Fewer Americans are getting to own their homes these days as households resemble less and less the traditional family image, the Census Bureau said.

In a report last week, the bureau said 63.9 percent of households across the nation owned their homes in 1989, down from 65.6 percent in 1980.

The report, "Homeownership Trends in the 1980s," said a major factor in the decline was a drop in ownership rates for non-married couple families during the decade.

Homeownership by families headed by an adult without a spouse present fell from 49.6 percent in 1982 to 46.5 percent in 1989. And that drop occurred for both sexes. Homeownership by families headed by men without a wife present fell from 59.3 percent to 55.7 percent. Homeownership by families headed by a woman with no husband dropped from 47.1 percent to 44.1 percent.

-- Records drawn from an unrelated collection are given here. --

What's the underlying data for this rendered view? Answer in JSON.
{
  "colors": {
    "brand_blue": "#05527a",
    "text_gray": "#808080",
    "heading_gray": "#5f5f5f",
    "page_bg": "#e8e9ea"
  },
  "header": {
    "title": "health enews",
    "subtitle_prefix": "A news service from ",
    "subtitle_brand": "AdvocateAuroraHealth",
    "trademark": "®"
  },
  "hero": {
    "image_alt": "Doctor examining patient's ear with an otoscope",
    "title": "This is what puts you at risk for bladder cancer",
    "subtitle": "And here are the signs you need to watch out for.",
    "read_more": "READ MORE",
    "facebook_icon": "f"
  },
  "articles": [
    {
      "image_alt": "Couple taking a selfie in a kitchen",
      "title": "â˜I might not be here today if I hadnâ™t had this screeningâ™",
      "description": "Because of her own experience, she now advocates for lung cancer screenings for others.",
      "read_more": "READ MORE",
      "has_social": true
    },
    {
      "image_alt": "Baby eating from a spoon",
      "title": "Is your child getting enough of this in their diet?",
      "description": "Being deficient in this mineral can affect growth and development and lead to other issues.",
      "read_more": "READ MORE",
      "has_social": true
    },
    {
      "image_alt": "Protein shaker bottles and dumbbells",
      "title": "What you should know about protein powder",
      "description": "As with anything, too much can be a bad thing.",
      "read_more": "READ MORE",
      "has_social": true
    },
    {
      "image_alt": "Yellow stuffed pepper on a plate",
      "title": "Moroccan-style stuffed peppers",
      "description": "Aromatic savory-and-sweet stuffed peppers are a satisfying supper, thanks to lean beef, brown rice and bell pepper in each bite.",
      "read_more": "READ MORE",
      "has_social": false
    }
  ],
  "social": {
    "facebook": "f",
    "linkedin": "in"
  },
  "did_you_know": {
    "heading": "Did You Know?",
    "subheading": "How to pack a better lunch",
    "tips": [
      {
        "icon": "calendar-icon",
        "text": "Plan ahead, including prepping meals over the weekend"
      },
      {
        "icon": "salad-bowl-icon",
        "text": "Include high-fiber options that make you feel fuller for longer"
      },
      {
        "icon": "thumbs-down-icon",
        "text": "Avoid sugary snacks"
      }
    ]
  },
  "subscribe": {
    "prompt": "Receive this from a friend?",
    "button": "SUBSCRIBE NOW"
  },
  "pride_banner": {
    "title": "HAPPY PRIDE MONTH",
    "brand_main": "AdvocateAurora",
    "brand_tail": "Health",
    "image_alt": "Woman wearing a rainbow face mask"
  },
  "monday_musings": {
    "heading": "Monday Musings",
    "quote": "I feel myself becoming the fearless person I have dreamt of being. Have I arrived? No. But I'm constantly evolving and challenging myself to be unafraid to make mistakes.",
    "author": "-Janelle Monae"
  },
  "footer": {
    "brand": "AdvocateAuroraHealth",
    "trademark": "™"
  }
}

A second important change was the rapid growth of non-family households during the 1980s compared with families, according to demographer Robert R. Callis.

Between 1980 and 1989 non-family households increased 27.2 percent nationwide to 27 million, while family households climbed just 10.6 percent to 66 million.

Families are much more likely to own their own home than are non-family households, which often consist of only a single person. Thus, even though families still are the larger group, the faster growth of non-family households reduces the overall share of homeowners.

Callis said there were other reasons for the decline, including the decision by many young people to stay single while pursuing education or careers. Delaying marriage often means postponing home buying.

The Northeast, a region of stable population, was the only region to show an increase in the homeownership rate in the 1980s, Callis noted. It rose from 60.8 percent to 62 percent of households.

Homeownership fell from 69.8 percent to 67.7 percent in the Midwest, dipped from 68.7 percent to 65.9 percent in the South and fell from 60 percent to 57.8 percent in the West.